Nuclear Waste: Overhead Costs at the Department of Energy's Savannah River Site

RCED-94-13FS October 25, 1993
Full Report (PDF, 30 pages)  

Summary

The Department of Energy's (DOE) contract management, including contractors' overhead costs, continues to be a topic of concern to both the agency and Congress. GAO has been examining overhead costs billed by Westinghouse, the contractor in charge of DOE's facilities at the Savannah River Site in South Carolina. This fact sheet provides information on overhead costs (1) budgeted under Westinghouse's contract for fiscal year 1993 and the allocation of these costs to Westinghouse's various organizational units at Savannah River and (2) budgeted and incurred by Savannah River's Environmental Restoration Program, including overhead costs distributed to certain environmental restoration projects.

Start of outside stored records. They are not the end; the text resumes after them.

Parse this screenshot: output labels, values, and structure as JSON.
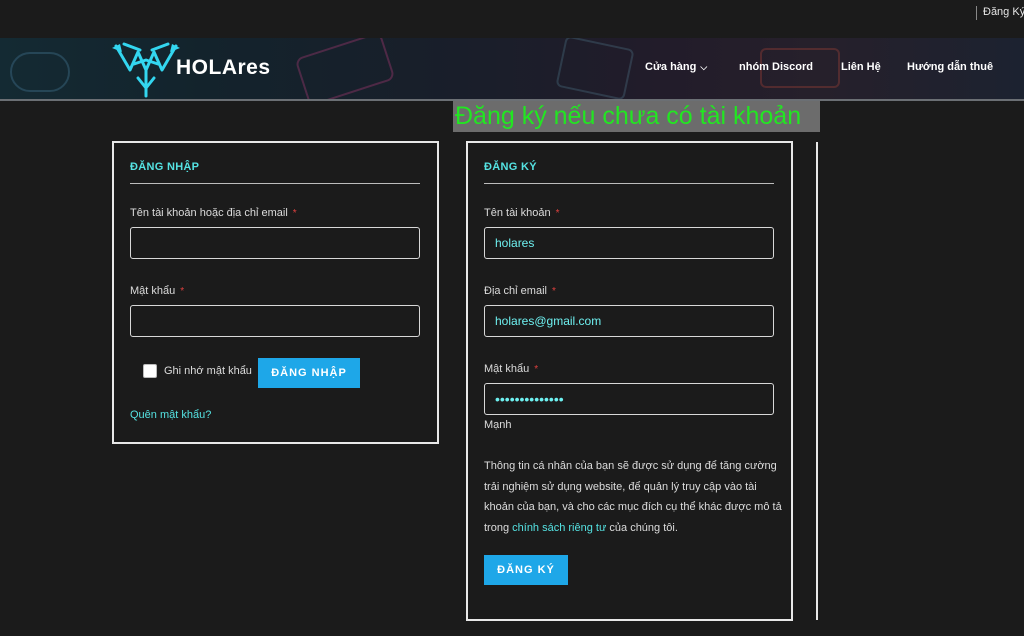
{
  "topbar": {
    "register_link": "Đăng Ký"
  },
  "header": {
    "brand": "HOLAres",
    "nav": [
      {
        "label": "Cửa hàng",
        "has_dropdown": true
      },
      {
        "label": "nhóm Discord",
        "has_dropdown": false
      },
      {
        "label": "Liên Hệ",
        "has_dropdown": false
      },
      {
        "label": "Hướng dẫn thuê",
        "has_dropdown": false
      }
    ]
  },
  "banner": {
    "text": "Đăng ký nếu chưa có tài khoản",
    "color": "#22e622"
  },
  "login": {
    "title": "ĐĂNG NHẬP",
    "username_label": "Tên tài khoản hoặc địa chỉ email",
    "username_value": "",
    "password_label": "Mật khẩu",
    "password_value": "",
    "remember_label": "Ghi nhớ mật khẩu",
    "submit_label": "ĐĂNG NHẬP",
    "forgot_label": "Quên mật khẩu?"
  },
  "register": {
    "title": "ĐĂNG KÝ",
    "username_label": "Tên tài khoản",
    "username_value": "holares",
    "email_label": "Địa chỉ email",
    "email_value": "holares@gmail.com",
    "password_label": "Mật khẩu",
    "password_masked": "••••••••••••••",
    "strength_label": "Mạnh",
    "privacy_before": "Thông tin cá nhân của bạn sẽ được sử dụng để tăng cường trải nghiệm sử dụng website, để quản lý truy cập vào tài khoản của bạn, và cho các mục đích cụ thể khác được mô tả trong ",
    "privacy_link": "chính sách riêng tư",
    "privacy_after": " của chúng tôi.",
    "submit_label": "ĐĂNG KÝ"
  },
  "required_marker": "*",
  "colors": {
    "accent": "#1ea7e8",
    "heading": "#55e3e3",
    "required": "#e0413f",
    "background": "#1b1b1b"
  }
}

GAO found that: (1) DOE budgeted about $2.1 billion in FY 1993 for its contractor to operate the site; (2) the contractor distributes general and administrative site support overhead costs on the basis of the proportion of employees assigned to the divisions compared to the number of contractor employees at the site; (3) the contractor distributes division overhead costs to each department within a division on the basis of the proportion of employees assigned to the department compared to the number of employees in the division; (4) department overhead costs are included in government employee hourly labor rates; (5) capital program overhead amounts do not include all indirect costs that are part of the operating program; (6) the Environmental Restoration Program's projected overhead costs are about $19 million, or about 33 percent of the DOE FY 1993 budget; (7) DOE subcontractors' costs are direct costs for specific environmental restoration activities; and (8) overhead costs assigned to individual projects vary and are influenced by the amount of costs recorded and the number of employees assigned to individual projects.